ジョンは両親の愛情をほとんど知らずに育っている。船乗りだった父フレッドは留守がちで、母ジュリアもまた親としての責任にしばられず自由気ままな生活をしており、わが子にもあまり関心を示さなかった。やがて父が失踪し、母も新しい男性と生活を始めるようになると、ジョンは母の姉のミミ・スミス夫妻にひきとられる。本を読むのが大好きだったジョンは、小学校のころから自分でも絵本を作ったりして、早くも創作の才能を発揮しはじめた。クオリーバンク・グラマー・スクールへ入学すると、リーゼント・ヘアに当時最高にかっこいいと思われていたドレイニーという細身のズボン、そして黒いジャケットで決め、いつでも攻撃的で、あらゆる校則を破っては不良少年ざんまいをしていた。聡明なはずなのに学業は落第点。エルビス・プレスリーに触発されて音楽にも夢中になった。クオリーメンというバンドを結成して、ダンス・パーティで演奏したりコンテストにも出場して、積極的に演奏の場を求めていた。

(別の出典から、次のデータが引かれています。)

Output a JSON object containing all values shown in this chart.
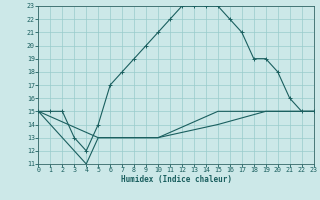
{
  "xlabel": "Humidex (Indice chaleur)",
  "background_color": "#cce8e8",
  "grid_color": "#99cccc",
  "line_color": "#1a5f5f",
  "xlim": [
    0,
    23
  ],
  "ylim": [
    11,
    23
  ],
  "xtick_labels": [
    "0",
    "1",
    "2",
    "3",
    "4",
    "5",
    "6",
    "7",
    "8",
    "9",
    "10",
    "11",
    "12",
    "13",
    "14",
    "15",
    "16",
    "17",
    "18",
    "19",
    "20",
    "21",
    "22",
    "23"
  ],
  "ytick_labels": [
    "11",
    "12",
    "13",
    "14",
    "15",
    "16",
    "17",
    "18",
    "19",
    "20",
    "21",
    "22",
    "23"
  ],
  "curve1_x": [
    0,
    1,
    2,
    3,
    4,
    5,
    6,
    7,
    8,
    9,
    10,
    11,
    12,
    13,
    14,
    15,
    16,
    17,
    18,
    19,
    20,
    21,
    22,
    23
  ],
  "curve1_y": [
    15,
    15,
    15,
    13,
    12,
    14,
    17,
    18,
    19,
    20,
    21,
    22,
    23,
    23,
    23,
    23,
    22,
    21,
    19,
    19,
    18,
    16,
    15,
    15
  ],
  "curve2_x": [
    0,
    2,
    3,
    4,
    5,
    10,
    15,
    19,
    20,
    21,
    22,
    23
  ],
  "curve2_y": [
    15,
    13,
    12,
    11,
    13,
    13,
    15,
    15,
    15,
    15,
    15,
    15
  ],
  "curve3_x": [
    0,
    5,
    10,
    15,
    19,
    20,
    21,
    22,
    23
  ],
  "curve3_y": [
    15,
    13,
    13,
    14,
    15,
    15,
    15,
    15,
    15
  ]
}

ポールと弟のマイケルは、綿花取引所で働いていた父ジェイムズと看護婦だった母からの愛情あふれる家庭に育った。ポールは学校の成績もよく、小学校を卒業すると名門リバプール・インスティチュート(現在のLIPA)へ入学。いろいろと悪さを覚えるようになるが、要領よくたちまわっていた。ところがポールが14歳のときに、母が乳癌で死去。悲しみをまぎらわすかのように、ポールは夢中でギターを弾くようになった。ポールとマイケルは父親に男手ひとつで(親戚の助けも得ながら)育てられたが、その父自身、ジム・マック・バンドというセミ・プロのジャズ・バンドを結成していて、息子たちが音楽に興味を持つことには大賛成だった。家には当時非常にぜいたくだったピアノやレコード・プレーヤー付ラジオもあった。ポールは子どものころにピアノを習わせられたが興味がわかず、トランペットをプレゼントされたこともあったがこれもいまひとつで、店に行ってそれをギターと取り替えてきた。ポールのギターの腕はなかなかだった。 1957年7月6日、クオリーメンは地元ウールトンのセント・ピーターズ教会で開かれた夏のガーデン・パーティで演奏。このときクオリーメンを観にきていたのがポールだった。ポールはジョンを見て、ショックを覚えた。これがビートルズの始まりを予感する運命的な出会いとなった。

ジョンも初めてポールに会ったとき、直観的になにかを感じていた。ジョンはのちに、「ポールに出会ったあの日、あの日こそがすべての始まりだった」と語っている。